Una grande presunzione - l'ingenua tracotanza di una civiltà cui pare di aver tutto visto e tutto capito - incrementa poi questa luminosa oscurità che tutto ingloba. Cosa potrebbe accadere che non si sia già visto? Cosa mai che non potremmo immediatamente comprendere? Cosa ancora che non sia già stato pensato dalle mille filosofie cresciute nell'orto occidentale? Come potrebbe accadere qualcosa che ci colga impreparati, che sfugga al nostro sofisticato sentire, alla nostra sensibilità raffinata? Andiamo! Se fosse accaduto qualcosa ce ne saremmo accorti, non siamo forse già sin troppo coscienti?

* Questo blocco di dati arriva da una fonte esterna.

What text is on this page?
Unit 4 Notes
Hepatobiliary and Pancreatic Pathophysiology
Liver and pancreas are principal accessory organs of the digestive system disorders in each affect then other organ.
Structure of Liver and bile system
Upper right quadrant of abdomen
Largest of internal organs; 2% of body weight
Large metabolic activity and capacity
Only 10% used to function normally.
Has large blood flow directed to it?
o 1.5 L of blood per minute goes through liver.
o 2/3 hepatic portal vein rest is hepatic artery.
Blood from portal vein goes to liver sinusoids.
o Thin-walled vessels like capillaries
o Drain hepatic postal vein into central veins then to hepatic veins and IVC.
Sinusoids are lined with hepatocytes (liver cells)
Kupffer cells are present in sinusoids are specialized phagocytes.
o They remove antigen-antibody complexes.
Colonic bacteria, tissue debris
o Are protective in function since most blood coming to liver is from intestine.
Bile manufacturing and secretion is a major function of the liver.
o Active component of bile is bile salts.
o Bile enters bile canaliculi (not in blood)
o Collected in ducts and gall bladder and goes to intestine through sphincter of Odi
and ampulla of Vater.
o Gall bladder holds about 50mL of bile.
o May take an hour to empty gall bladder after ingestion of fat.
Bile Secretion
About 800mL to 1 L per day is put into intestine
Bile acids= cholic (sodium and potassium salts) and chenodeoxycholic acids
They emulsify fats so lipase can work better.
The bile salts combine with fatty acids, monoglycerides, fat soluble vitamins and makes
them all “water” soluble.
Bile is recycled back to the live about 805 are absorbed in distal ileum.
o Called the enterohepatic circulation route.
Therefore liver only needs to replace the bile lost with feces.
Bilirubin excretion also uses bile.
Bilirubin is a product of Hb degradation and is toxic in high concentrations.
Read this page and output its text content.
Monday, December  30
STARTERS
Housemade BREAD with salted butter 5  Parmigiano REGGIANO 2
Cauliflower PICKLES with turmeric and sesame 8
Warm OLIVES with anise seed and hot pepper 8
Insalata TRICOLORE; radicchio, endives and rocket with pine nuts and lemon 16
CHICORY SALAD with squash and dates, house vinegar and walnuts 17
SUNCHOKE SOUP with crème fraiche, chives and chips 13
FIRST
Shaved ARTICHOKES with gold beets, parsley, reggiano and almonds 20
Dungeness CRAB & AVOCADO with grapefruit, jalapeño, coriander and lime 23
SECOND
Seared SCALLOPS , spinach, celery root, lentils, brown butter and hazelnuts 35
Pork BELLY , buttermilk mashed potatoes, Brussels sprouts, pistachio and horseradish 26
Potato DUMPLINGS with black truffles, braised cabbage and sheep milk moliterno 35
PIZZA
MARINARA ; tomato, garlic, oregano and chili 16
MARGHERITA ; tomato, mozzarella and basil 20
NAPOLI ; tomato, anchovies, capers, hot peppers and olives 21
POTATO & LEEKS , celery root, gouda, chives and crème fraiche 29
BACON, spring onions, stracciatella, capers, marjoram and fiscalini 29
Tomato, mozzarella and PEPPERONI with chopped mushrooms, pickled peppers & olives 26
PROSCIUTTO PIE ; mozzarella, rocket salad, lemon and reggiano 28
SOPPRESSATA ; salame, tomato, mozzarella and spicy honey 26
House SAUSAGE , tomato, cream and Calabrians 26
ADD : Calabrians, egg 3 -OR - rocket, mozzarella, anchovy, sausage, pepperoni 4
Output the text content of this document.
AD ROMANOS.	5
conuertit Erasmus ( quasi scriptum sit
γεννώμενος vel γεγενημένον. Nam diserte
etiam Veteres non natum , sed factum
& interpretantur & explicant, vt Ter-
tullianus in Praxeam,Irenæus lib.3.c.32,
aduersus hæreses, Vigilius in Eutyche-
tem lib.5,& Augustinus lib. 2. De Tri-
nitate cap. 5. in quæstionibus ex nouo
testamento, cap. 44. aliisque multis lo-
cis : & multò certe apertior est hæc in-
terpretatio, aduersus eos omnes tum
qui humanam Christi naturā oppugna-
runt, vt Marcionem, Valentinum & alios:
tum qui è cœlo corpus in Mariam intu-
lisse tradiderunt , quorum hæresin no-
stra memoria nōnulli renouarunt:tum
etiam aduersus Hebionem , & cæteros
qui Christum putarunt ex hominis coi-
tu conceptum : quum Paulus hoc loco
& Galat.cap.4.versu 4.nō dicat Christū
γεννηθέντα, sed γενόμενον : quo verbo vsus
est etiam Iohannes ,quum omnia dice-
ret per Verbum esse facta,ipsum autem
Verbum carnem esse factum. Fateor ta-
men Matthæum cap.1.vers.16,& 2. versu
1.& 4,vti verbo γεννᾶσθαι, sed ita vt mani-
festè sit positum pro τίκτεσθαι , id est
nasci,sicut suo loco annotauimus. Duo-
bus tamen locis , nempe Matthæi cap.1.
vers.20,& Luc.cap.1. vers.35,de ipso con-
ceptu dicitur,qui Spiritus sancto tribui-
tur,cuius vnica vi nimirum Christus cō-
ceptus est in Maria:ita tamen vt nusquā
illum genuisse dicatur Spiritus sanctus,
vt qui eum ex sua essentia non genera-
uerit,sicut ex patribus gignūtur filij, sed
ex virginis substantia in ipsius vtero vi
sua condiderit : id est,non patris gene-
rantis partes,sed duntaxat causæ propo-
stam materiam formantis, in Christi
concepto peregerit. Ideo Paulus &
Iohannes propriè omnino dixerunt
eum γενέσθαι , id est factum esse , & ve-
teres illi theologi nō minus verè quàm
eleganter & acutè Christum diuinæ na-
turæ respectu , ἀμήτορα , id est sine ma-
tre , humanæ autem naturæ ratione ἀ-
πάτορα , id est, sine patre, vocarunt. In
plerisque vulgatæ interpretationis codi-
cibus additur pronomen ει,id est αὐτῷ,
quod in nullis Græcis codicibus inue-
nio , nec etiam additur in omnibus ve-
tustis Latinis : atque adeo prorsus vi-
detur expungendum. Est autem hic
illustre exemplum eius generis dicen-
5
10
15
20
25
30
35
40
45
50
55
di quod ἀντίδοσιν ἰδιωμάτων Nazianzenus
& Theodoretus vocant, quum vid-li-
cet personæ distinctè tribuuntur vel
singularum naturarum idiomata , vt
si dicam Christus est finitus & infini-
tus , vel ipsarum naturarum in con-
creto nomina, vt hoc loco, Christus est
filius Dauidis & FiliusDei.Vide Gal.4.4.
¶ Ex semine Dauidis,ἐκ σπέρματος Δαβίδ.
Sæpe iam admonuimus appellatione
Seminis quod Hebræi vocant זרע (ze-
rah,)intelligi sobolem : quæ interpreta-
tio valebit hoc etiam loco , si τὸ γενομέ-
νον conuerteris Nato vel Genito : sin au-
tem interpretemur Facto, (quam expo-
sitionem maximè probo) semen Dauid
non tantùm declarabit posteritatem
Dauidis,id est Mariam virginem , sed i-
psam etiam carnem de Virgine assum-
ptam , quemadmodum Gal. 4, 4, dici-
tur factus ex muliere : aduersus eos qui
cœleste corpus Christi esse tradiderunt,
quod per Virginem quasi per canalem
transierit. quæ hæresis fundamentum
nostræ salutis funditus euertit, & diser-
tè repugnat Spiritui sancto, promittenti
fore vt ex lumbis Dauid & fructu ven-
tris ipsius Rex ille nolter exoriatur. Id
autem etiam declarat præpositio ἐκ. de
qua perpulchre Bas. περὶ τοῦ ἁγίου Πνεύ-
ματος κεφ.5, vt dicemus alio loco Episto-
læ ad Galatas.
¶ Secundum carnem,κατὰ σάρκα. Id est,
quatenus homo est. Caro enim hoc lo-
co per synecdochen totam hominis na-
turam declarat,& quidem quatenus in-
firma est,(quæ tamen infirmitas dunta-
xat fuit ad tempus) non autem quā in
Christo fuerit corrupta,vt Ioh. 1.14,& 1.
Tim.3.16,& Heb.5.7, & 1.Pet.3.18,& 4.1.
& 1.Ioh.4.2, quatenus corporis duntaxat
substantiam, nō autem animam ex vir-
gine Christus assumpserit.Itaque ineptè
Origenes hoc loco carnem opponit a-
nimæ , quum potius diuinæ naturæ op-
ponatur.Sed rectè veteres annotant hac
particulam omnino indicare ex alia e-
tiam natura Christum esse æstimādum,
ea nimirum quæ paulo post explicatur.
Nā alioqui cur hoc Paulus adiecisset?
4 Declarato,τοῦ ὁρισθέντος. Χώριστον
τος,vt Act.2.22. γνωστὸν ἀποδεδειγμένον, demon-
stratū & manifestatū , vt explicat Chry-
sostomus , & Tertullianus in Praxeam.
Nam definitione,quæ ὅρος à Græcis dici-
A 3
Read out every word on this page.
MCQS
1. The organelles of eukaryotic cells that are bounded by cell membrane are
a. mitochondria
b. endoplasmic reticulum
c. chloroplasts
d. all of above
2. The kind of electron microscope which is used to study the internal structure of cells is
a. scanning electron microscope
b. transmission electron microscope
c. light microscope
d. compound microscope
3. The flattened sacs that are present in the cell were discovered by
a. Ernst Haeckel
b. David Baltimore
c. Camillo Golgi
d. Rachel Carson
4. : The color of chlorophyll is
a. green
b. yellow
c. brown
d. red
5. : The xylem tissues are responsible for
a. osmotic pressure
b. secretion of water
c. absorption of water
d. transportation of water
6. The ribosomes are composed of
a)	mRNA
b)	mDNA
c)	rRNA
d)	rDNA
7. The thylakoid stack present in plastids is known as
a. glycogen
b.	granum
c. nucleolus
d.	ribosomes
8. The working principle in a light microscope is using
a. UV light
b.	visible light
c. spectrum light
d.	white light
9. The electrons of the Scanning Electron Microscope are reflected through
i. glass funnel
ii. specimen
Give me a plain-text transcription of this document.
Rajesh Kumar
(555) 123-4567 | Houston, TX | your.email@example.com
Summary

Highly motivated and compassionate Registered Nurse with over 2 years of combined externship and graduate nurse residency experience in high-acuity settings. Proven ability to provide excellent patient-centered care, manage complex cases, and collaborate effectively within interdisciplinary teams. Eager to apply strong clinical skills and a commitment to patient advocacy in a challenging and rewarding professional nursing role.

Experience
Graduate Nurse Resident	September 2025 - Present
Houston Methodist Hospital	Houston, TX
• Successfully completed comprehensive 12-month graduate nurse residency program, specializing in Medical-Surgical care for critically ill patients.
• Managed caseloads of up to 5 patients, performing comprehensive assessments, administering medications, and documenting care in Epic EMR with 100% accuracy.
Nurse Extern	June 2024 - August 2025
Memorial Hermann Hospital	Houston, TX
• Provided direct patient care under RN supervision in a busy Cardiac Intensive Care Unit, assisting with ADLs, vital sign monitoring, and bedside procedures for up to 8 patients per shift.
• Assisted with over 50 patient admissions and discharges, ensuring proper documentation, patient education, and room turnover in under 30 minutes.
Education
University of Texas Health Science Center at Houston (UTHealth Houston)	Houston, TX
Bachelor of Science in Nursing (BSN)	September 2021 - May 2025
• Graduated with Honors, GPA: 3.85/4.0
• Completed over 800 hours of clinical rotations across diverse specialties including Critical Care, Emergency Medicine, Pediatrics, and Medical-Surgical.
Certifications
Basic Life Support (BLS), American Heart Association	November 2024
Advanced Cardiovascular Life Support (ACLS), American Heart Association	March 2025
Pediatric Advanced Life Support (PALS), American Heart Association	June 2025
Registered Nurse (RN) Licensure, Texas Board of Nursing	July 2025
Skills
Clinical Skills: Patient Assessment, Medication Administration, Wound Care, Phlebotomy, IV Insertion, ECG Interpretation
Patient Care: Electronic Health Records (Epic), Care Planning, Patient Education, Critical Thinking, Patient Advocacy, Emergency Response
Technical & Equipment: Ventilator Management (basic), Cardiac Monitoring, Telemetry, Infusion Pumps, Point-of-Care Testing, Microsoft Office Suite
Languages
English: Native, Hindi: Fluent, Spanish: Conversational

Neppure la tentazione di un gioco intellettuale, neppure la vanità della trasgressione, neppure il prurito dell'andar contro corrente e di fare il bastian contrario, neppure queste bassezze (da sempre feconde) hanno imposto ad una qualche mente - una che fosse - di tracimare dal saputo e di dirsi: "Un'altra Mente mi possiede! Oh luminoso giorno! Sento che nulla sta accadendo perciò tutto accade. Mi sento al tutto sano perciò sono malato. Mi racconto di esser libero e per questo non lo sono. Non mi sento posseduto perciò qualcuno certo mi possiede".

Esercizio elementare di cui non si è visto pioniere. Per questo oggi pensiamo ciò che avremmo dovuto trovar pensato, perciò scriviamo quel che avremmo dovuto leggere.

Come non sospettare, come dimenticare - dopo tremila anni di coscienza - che l'ovvietà è figlia primogenita dell'incoscienza? Eppure - ancora una volta - il noto si è parato tra noi e l'ignoto. E' accaduto.

Come rappresentare dunque a questa nostra ingenua coscienza l'esistenza di un velo che non vela, di una oscurità che non oscura?

Chi potrebbe credere che quella trasparenza che rende tutto ovvio, saputo e compreso, proprio quella sia causa e prova che niente è capito, niente compreso, niente percepito.

Quale miglior nebbia di quella che non si vede? Quale più gradito buio di quello che tutto illumina? Quale miglior cecità dell'abbaglio?

Da un velo dorato è celato il volto del vero

[Isha Upanishad]

Da un velo che non vela, da una oscurità che non oscura, da un nascondimento che non nasconde è celata al cuore degli uomini la trama di questo tempo, la forma della loro esperienza, la cifra del Secolo Bambino.